Here’s an acronym buster for the types of data you may see in your Airport:
| Acronym | Meaning |
|---|---|
| BTM | Baggage Transfer Message. Usually sent from the inbound carrier to the outbound carrier to inform them about the bags that will be transferred. |
| BSM | Baggage Source Message. These messages are generated for every single back that is checked in at the airport. |
| BPM | Bagagge Processed Message. BPMs are send locally in the airport whenever a bag has reached a different stage of processing. i.e The bag has cleared security screening, or it’s been loaded onto a ULD |
| BUM | Baggage Unload Message. This message is an instruction to the handler to unload a bag from an aircraft. Typically if the passenger did not show up to the gate. |
| BNS | Baggage Not Seen. The passenger is present for the flight, but the bag is not. The bag has missed the connection. Sometimes referred to as an SSB, or Short-Shipped Bag |
The most valuable of these messages are BSMs and BPMs as they will allow you to intricately measure the bag volumes and journeys.
Baggage messages can come in a variety of formats and accessed from multiple systems. One example of a messaging is IATA Type B. Refer to the IATA Passenger Services Resolution Manual.

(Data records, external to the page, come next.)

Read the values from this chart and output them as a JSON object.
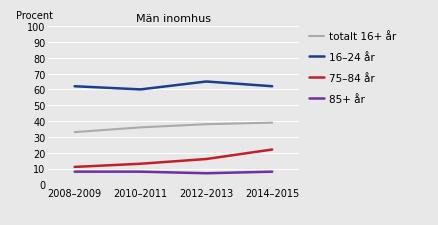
{
  "title": "Män inomhus",
  "ylabel": "Procent",
  "x_labels": [
    "2008–2009",
    "2010–2011",
    "2012–2013",
    "2014–2015"
  ],
  "x_positions": [
    0,
    1,
    2,
    3
  ],
  "series": [
    {
      "label": "totalt 16+ år",
      "values": [
        33,
        36,
        38,
        39
      ],
      "color": "#aaaaaa",
      "linewidth": 1.5,
      "linestyle": "-"
    },
    {
      "label": "16–24 år",
      "values": [
        62,
        60,
        65,
        62
      ],
      "color": "#1a3f8f",
      "linewidth": 1.8,
      "linestyle": "-"
    },
    {
      "label": "75–84 år",
      "values": [
        11,
        13,
        16,
        22
      ],
      "color": "#c0202a",
      "linewidth": 1.8,
      "linestyle": "-"
    },
    {
      "label": "85+ år",
      "values": [
        8,
        8,
        7,
        8
      ],
      "color": "#7030a0",
      "linewidth": 1.8,
      "linestyle": "-"
    }
  ],
  "ylim": [
    0,
    100
  ],
  "yticks": [
    0,
    10,
    20,
    30,
    40,
    50,
    60,
    70,
    80,
    90,
    100
  ],
  "background_color": "#e8e8e8",
  "plot_area_color": "#e8e8e8",
  "title_fontsize": 8,
  "axis_label_fontsize": 7,
  "tick_fontsize": 7,
  "legend_fontsize": 7.5
}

A note on Type B Messaging: It’s usually better to gain the BSM type information for another system, rather than directly from the source. This is because these messages contain no timestamps in their schema, whereas, it’s likely the intermediate system will record a timestamp
You’ll likely have lots of sources for baggage data, and 2 of the key generic ones are Baggage Handling System (BHS) and Baggage Reconciliation System (BRS). These mainly differ in the following way; The BHS is usually responsible for the automatic movement of baggage from point A to B through multiple levels and security screening points. The BRS is generally wherever bags are manually sorted and scanned, like at the end of a baggage chute or when being loaded into an Aircraft or ULD. The Splunk App for Airports assumes you have BHS type data.